Christopher's life remains much the same, only now, all day long, trios of colored squares explode satisfyingly
in his mind. But John's life alters forever; he notices for the first time that his brother's eyes are the
improbable blue of a video screen; behind them everything must
connect -- secured by a staunch, manly handshake
-- clasped, locked and affirmed. As a direct though inexplicable result, John begins to wonder,
to speculate, with a wild clarity, a weird precision.
Is he, John, composed of all the things which do not connect up: lost library books, missed foul shots,
unmatched socks, broken vases? If the pieces were suddenly to join, might they and he disappear? Or perhaps
(his boy's heart beats faster!) he reclines on those pieces, his weight borne on the jagged ones, a blood
offering, a fresh gory snack for a spoiled god, rising higher and higher within the electric blue epithelium
of a vast game, a dream machine, the only game in town that will get you out of town.

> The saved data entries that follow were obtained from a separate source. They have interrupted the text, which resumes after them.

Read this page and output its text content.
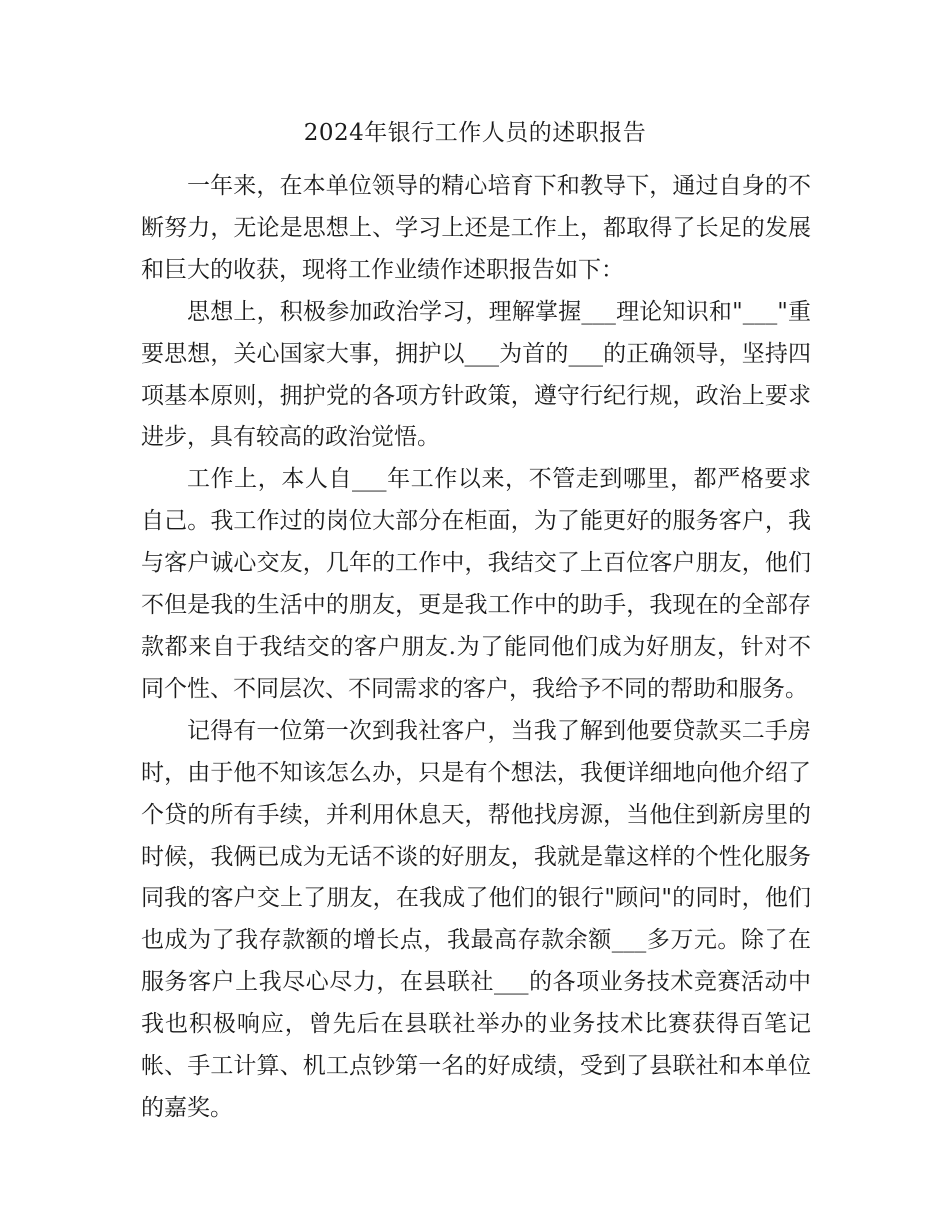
2024年银行工作人员的述职报告

一年来，在本单位领导的精心培育下和教导下，通过自身的不断努力，无论是思想上、学习上还是工作上，都取得了长足的发展和巨大的收获，现将工作业绩作述职报告如下：

思想上，积极参加政治学习，理解掌握___理论知识和"___"重要思想，关心国家大事，拥护以___为首的___的正确领导，坚持四项基本原则，拥护党的各项方针政策，遵守行纪行规，政治上要求进步，具有较高的政治觉悟。

工作上，本人自___年工作以来，不管走到哪里，都严格要求自己。我工作过的岗位大部分在柜面，为了能更好的服务客户，我与客户诚心交友，几年的工作中，我结交了上百位客户朋友，他们不但是我的生活中的朋友，更是我工作中的助手，我现在的全部存款都来自于我结交的客户朋友.为了能同他们成为好朋友，针对不同个性、不同层次、不同需求的客户，我给予不同的帮助和服务。

记得有一位第一次到我社客户，当我了解到他要贷款买二手房时，由于他不知该怎么办，只是有个想法，我便详细地向他介绍了个贷的所有手续，并利用休息天，帮他找房源，当他住到新房里的时候，我俩已成为无话不谈的好朋友，我就是靠这样的个性化服务同我的客户交上了朋友，在我成了他们的银行"顾问"的同时，他们也成为了我存款额的增长点，我最高存款余额___多万元。除了在服务客户上我尽心尽力，在县联社___的各项业务技术竞赛活动中我也积极响应，曾先后在县联社举办的业务技术比赛获得百笔记帐、手工计算、机工点钞第一名的好成绩，受到了县联社和本单位的嘉奖。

John sleeps a lot and reads. His mind wanders, collecting and recollecting: stray things, frayed things,
abandoned theories, odd facts, unlikely stories. He is a kind of scientist, he thinks, noting phenomenon not
accounted for in any orthodox scheme. When he bothers to look down from his nest (his
eyrie! -- his bed of thorns,
bed of roses -- his bier!) the view is not half bad and is improving all the time. He peers over the edge.
The soccer players sweep across the field like leaves skittering and swirling in an empty lot. He waves to the
player he thinks is his brother, but Christopher doesn't wave back, if indeed it is he. No one even looks up.
John watches the ball arc upward, then fall away, landing exactly where he expects. The trajectory of the ball
is clear from this height; he is correctly positioned at last.